At Premier Vision Group's offices in Bowling Green, OH, no patient’s individual fitting needs are too difficult for one office thanks to a fully stocked tool box, a little practice and an intense dedication to ensuring every patient has comfortable, well-fitting eyewear.
THE IDEA: Everyone needs individualized frame fittings and experienced opticians know you can’t fit everybody the same. But some individuals present even greater challenges when it comes to adjusting and customizing their eyewear than the average patient. Often, that requires an opticianry staff that is willing to go above and beyond the usual to ensure the best and most comfortable eyewear fitting experience possible. The Bowling Green location of the three-office Premier Vision Group has just that sort of staff and has collected a little bit of a reputation locally for tackling the toughest jobs for some very special patients.
It wasn’t a specialty they actively pursued; it happened organically. “We’re an established practice, we’ve been around for more than 60 years and it just happened,” says Tami Hagemeyer, lead optician, who’s been with the office for almost five years.
“We have one child in a wheelchair who required head guards to keep his head upright. It caused problems with traditional temples and knocked his frame askew when his head moved,” she says. “We have another gentleman who lost his ear to cancer. He had been an established patient, and after his treatment we had to find a solution to steady his frames. So we really fell into it. When patients come in and present with something challenging. You just do it. You try. You work with the frame until it works.”
THE EXECUTION: When Hagemeyer started she asked Dr. Mile Brujic, a partner at Premier Vision Group, about acquiring tools. He gave the OK to buy any tools she needed that would benefit patients.

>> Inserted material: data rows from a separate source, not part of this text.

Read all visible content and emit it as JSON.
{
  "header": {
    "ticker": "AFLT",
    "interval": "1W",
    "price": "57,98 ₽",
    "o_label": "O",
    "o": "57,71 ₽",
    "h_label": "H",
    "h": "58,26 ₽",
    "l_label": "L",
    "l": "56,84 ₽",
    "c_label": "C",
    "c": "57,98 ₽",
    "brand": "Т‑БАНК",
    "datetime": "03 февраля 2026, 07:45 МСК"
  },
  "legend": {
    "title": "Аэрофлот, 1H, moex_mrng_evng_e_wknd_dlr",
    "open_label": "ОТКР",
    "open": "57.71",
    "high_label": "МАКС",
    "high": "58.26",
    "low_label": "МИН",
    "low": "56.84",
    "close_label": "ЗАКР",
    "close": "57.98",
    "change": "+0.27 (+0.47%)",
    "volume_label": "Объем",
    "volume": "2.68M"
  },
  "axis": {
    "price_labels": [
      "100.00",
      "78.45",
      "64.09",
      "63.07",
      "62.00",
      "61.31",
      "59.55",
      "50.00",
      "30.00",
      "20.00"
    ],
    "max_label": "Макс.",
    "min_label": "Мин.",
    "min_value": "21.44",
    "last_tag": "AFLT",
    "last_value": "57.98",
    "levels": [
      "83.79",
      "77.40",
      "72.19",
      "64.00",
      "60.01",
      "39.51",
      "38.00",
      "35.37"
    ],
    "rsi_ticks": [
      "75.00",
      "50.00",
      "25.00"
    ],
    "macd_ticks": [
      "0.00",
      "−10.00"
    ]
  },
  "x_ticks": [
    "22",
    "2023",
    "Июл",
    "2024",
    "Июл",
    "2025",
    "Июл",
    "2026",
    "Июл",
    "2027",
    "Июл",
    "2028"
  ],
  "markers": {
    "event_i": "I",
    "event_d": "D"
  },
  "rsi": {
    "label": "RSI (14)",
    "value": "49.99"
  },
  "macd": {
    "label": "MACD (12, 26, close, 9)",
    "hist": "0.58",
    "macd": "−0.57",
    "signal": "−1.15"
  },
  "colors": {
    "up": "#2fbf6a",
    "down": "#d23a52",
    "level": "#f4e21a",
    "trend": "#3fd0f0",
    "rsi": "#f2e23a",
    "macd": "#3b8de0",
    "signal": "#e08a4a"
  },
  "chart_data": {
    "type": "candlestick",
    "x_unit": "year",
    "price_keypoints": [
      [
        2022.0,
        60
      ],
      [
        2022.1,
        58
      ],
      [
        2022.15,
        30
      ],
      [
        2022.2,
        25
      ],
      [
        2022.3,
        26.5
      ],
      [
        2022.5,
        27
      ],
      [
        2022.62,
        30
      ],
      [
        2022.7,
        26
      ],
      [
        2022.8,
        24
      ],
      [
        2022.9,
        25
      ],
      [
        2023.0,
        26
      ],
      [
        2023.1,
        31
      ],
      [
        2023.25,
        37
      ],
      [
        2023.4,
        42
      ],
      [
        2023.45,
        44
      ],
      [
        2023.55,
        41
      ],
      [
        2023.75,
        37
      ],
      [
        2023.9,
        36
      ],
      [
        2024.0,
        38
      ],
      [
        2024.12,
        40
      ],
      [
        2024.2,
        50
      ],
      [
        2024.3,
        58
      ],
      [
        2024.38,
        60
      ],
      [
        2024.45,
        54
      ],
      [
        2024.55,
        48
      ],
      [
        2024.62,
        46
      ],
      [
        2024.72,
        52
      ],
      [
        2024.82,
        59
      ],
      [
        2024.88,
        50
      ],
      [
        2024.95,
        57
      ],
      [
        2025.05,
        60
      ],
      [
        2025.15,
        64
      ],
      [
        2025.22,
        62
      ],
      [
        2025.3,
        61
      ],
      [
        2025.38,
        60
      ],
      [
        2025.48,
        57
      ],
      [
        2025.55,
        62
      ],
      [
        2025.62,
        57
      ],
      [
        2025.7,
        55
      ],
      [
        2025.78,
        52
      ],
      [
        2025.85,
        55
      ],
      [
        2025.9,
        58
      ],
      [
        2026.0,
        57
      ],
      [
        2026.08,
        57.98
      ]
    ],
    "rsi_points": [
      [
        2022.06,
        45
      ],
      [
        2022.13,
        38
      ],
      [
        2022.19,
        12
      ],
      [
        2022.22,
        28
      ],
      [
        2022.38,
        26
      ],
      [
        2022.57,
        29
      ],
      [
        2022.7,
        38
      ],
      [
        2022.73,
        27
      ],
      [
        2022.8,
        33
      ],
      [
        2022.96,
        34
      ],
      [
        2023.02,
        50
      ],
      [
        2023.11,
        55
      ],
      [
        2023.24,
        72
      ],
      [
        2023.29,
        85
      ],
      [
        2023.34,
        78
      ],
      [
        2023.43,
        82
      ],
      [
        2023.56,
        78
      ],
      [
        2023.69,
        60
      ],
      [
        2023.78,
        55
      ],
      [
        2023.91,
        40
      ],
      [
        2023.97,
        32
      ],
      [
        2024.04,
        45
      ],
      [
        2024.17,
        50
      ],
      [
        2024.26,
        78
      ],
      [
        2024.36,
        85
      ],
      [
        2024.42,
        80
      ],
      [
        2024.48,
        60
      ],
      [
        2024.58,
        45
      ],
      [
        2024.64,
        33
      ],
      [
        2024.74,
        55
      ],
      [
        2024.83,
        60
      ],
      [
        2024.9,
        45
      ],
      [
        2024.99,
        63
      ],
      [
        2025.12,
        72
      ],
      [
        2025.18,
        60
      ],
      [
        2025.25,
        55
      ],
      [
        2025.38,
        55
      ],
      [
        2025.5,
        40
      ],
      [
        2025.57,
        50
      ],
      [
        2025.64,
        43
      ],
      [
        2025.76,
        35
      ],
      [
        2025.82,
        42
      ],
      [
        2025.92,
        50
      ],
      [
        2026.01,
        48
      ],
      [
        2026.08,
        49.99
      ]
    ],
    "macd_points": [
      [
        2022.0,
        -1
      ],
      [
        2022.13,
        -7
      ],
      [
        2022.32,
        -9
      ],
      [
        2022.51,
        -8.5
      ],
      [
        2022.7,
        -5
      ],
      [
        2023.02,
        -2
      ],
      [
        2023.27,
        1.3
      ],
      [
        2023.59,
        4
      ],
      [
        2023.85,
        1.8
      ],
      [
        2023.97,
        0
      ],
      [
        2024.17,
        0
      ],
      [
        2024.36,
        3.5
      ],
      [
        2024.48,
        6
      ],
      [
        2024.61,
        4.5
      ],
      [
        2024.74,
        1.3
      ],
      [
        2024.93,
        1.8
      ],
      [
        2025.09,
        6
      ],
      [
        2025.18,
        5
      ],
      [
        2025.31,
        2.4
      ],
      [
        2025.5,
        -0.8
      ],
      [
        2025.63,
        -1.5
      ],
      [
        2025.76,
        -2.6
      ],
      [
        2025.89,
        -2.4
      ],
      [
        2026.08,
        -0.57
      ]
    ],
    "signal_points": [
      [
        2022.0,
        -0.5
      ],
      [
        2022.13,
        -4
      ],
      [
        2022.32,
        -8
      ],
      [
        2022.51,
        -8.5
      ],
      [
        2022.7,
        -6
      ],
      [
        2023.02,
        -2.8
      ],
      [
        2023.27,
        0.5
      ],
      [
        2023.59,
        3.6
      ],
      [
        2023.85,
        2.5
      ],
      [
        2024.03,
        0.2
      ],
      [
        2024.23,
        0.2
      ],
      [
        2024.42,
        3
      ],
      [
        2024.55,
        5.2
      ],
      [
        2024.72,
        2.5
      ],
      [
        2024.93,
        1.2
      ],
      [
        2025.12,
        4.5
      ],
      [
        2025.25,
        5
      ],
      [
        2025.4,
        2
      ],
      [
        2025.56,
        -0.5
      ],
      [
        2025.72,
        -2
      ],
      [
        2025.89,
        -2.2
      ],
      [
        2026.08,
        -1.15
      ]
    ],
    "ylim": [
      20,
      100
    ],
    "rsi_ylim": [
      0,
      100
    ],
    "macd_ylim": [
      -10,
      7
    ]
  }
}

Since then she has acquired quite the collection, including several unusual pliers and cable temple converters, as well as specialized cutters for stainless steel and titanium temples. “Nothing lasts very long when you’re cutting metal but we have to make these frames fit these patients,” she says.
Though some of her favorite tools are from Hilco, she also looks outside the usual optical tool suppliers to stock her lab and make sure she can get the job done. In fact, she is already on her second Dremel rotary tool. “I use it more than anyone would expect,” she says. “I use it on temples or if there is sharp edge on a frame or nosepad, I can file it off. I don’t think a Dremel is something you would see in a lot of labs, but I need it. When I started, I got two and sent the other one to one of our other offices. When mine recently stopped working, our office manager told me to take the other one back I had sent. They never even opened the box!”
THE REWARDS: “Patients are so appreciative,” Hagemeyer says. “When the family of the boy in the wheelchair come in, sometimes I’ll even just meet them in the parking lot and adjust his frames in the van so they don’t have to bring him in. Even with all his different issues, they know we got this. They know we are going to figure it out.”
And word has spread. “Now, there are a few places around us — special needs and group homes — that bring their residents to us because they know we can find something to work for all the patients that need eyewear.”
Premier Vision Group
Do It Yourself: Start Fitting Clients More Precisely➤ Don’t feel confined by the traditional tools of the trade. If there is specific task that needs to be done, perhaps your local hardware store has the perfect solution.
➤ Practice! Keep old stock, dead stock and patients’ broken frames. “We have a box here of some old frames that we practice adjusting on,” Hagemeyer says.
➤ Build practice time into formal staff training so all opticians can operate at the same level and assess each other’s strengths so any problem that presents can be tackled.
➤ Keep at it. “For us, we’ll often sneak additional practice in when the doctor is out of town and the office is slower,” Hagemeyer says.
➤ And don’t despair. “Know you are going to break some frames and it’s OK,” Hagemeyer says.